Excuses are just excuses. The real reason for this move is that there are now $4 trillion more dollars in the U.S. banking system chasing paper assets than there were when Penn last hit highs in February. That’s a 20% increase in the money supply in 6 months. It’s all got to go somewhere. Most of it is going into Apple, Facebook, and Tesla in the most obscene asset bubbles I have ever seen. But smaller less liquid stocks like Penn are absorbing a nice chunk of it, too, and all they need are a few get-rich-quick-obsessed Portnoy players who were maximum 10 years old when the 2000 tech bubble burst. Tell them about a brand new market called online sports betting and they’ll just go bonkers trading with one another out of their parents’ basements.
Don’t mention, though, that sports ratings are down because, surprisingly, much fewer people want to see games that nobody is allowed to attend, where general managers are ejected for not wearing masks while sitting completely alone in the upper deck, where players are wary of even playing, and where politics now takes center stage. This trend I fear will continue as intermittent rioting progresses in America’s big urban cities and resentment dials up on both sides.

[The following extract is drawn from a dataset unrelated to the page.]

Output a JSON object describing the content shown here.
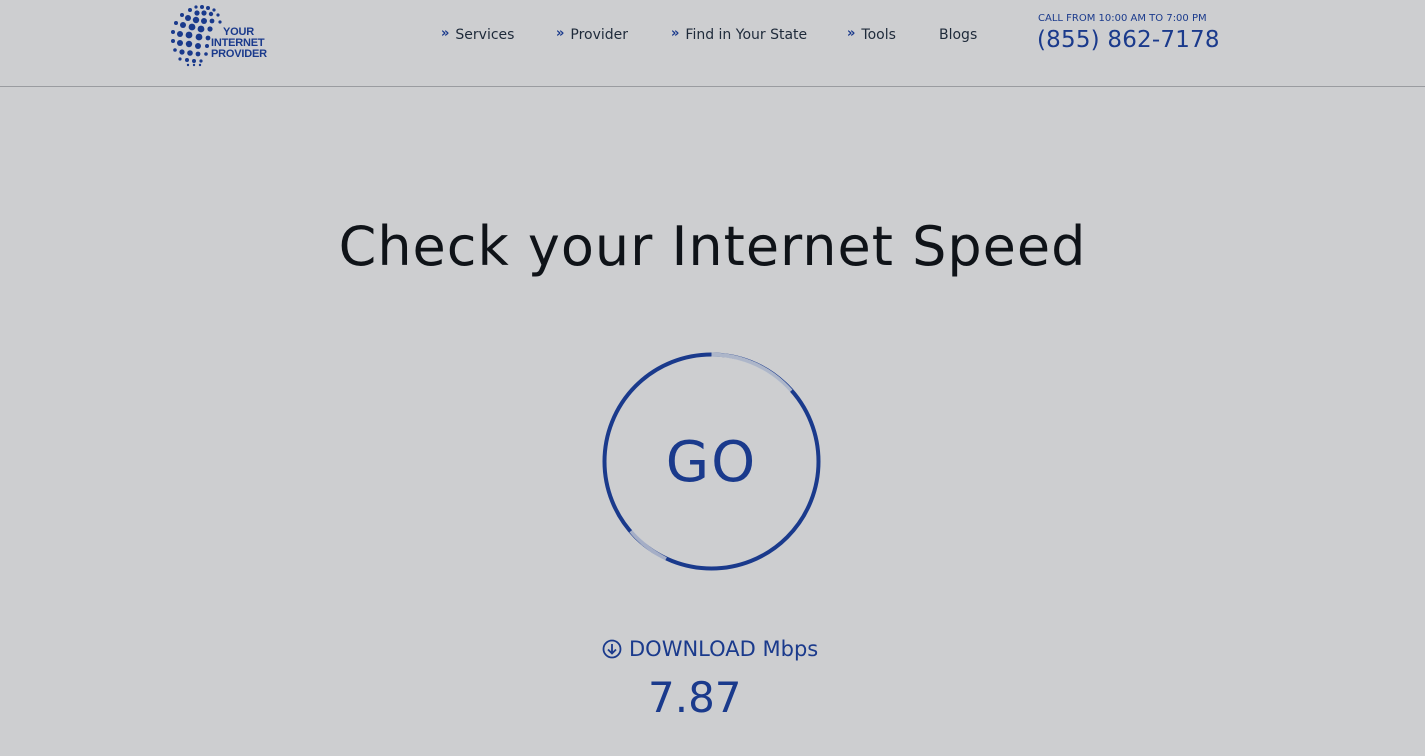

The question is timing. When does this crazy upside move finally end? No one can know the exact answer to this question, but my feeling now is that by the end of the year it will be over. Whether the trigger will be an election standoff in the United States like 2000 except more violent and dangerous, a no deal Brexit becoming inevitable (Boris just gave the EU27 an October 15 deadline), or a crack in the U.S. dollar which is already cracking. It will be something, and when that something hits, Penn and other speculative manias are going to careen downwards in the opposite direction, even faster than they rose to these stratospheric levels.